Circle just moved $4.4 billion USDC to a Coinbase-linked address on the HyperEVM network, in what blockchain analytics firm Arkham calls the largest single USDC transfer on record. The scale alone made headlines, but the key detail here is where those funds went: not to a regular exchange wallet, but to a Coinbase address tied to Hyperliquid’s new USDC treasury setup.
Since May, Coinbase has been Hyperliquid’s official USDC treasury deployer, putting it at the center of how USDC liquidity is placed and managed inside the Hyperliquid system, where USDC is becoming a core settlement asset. This transfer, from Circle’s CoreDepositWallet to Coinbase’s so-called AQAv2 address, is being interpreted less as a custodial reshuffle and more as treasury infrastructure being funded at genuine institutional scale.

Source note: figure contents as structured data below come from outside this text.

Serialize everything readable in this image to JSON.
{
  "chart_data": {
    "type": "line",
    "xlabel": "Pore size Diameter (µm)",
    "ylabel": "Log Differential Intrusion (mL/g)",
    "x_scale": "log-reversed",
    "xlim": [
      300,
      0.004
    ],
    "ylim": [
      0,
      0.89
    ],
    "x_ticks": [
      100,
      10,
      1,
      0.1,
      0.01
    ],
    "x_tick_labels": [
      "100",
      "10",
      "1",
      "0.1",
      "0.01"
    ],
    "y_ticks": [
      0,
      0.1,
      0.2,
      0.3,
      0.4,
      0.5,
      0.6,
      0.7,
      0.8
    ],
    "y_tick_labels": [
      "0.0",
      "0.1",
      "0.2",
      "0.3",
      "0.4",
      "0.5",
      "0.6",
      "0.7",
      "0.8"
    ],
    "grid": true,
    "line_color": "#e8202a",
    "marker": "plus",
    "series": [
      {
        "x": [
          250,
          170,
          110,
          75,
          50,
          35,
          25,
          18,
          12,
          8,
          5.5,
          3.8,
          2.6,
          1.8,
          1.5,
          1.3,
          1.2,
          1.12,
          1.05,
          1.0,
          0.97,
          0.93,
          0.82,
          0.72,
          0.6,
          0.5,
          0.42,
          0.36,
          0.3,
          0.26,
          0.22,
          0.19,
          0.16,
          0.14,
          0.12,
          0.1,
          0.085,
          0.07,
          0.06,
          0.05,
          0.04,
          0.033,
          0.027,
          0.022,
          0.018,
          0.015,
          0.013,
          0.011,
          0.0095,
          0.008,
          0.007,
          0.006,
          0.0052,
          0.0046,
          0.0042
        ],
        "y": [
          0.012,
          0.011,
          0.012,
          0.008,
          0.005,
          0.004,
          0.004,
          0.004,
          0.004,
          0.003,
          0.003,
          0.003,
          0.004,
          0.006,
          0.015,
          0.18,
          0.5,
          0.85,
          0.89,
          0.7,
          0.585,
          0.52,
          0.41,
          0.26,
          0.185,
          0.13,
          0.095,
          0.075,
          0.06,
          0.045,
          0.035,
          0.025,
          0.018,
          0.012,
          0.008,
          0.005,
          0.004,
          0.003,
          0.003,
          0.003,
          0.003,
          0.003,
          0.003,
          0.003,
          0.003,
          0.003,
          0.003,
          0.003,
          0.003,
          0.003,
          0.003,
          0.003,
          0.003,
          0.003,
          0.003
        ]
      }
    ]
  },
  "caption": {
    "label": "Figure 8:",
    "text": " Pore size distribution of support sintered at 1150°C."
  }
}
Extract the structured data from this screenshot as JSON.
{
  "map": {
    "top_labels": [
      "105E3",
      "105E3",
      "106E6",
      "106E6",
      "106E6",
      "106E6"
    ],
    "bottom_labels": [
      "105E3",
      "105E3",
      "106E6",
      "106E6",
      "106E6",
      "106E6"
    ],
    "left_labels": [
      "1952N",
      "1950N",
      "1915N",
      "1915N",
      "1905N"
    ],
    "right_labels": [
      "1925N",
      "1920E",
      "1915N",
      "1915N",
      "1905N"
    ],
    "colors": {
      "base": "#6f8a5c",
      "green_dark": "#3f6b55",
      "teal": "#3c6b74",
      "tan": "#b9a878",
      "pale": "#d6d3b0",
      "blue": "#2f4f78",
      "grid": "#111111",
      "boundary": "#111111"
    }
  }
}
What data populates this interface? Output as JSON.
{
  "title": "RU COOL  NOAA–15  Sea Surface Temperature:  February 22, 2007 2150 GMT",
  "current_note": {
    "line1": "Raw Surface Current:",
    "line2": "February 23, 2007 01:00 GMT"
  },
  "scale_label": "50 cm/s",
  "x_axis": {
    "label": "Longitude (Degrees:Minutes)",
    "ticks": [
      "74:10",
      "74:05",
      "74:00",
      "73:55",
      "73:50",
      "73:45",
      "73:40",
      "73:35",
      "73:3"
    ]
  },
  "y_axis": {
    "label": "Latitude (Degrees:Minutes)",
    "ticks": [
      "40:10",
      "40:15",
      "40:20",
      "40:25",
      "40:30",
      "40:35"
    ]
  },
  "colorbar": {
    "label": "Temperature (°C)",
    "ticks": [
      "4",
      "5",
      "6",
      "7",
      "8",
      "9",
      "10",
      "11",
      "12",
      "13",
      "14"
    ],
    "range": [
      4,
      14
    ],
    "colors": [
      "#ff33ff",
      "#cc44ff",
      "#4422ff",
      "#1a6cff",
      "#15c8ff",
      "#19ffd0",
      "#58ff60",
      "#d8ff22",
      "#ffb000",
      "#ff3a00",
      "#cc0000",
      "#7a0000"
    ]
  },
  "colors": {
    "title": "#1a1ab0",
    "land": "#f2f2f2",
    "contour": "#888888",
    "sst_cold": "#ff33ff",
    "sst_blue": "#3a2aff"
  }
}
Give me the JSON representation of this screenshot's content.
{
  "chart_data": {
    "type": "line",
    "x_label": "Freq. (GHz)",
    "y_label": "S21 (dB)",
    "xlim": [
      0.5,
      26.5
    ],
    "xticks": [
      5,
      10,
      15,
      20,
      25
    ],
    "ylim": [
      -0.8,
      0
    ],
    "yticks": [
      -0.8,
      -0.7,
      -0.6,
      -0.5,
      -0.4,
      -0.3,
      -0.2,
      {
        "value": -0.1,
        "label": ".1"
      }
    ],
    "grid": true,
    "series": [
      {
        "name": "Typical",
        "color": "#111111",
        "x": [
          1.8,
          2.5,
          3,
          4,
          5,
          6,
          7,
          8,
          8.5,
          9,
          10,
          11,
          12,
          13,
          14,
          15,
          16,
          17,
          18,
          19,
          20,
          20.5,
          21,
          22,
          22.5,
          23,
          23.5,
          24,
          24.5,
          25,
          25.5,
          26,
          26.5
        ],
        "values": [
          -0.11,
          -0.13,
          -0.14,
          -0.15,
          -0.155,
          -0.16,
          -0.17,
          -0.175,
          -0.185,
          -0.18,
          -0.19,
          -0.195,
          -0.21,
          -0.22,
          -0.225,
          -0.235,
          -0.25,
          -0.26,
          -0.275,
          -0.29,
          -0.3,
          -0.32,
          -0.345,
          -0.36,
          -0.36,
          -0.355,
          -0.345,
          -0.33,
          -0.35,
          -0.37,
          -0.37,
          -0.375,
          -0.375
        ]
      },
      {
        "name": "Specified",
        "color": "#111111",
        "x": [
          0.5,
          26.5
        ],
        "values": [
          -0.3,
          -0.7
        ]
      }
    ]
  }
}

That direct treasury destination is what sets this apart. Stablecoins like USDC are meant to stay pegged to the dollar, so large transfers typically suggest liquidity is being staged for active use rather than risk being unloaded. Adding another layer, HyperEVM isn’t one of USDC’s longstanding main networks. Routing nearly $4.5 billion through it signals that more institutional workflows are now gearing toward newer onchain venues.
In short, this isn’t just about the size or the move itself, it’s real-time evidence of stablecoins becoming operational plumbing behind major digital-asset platforms.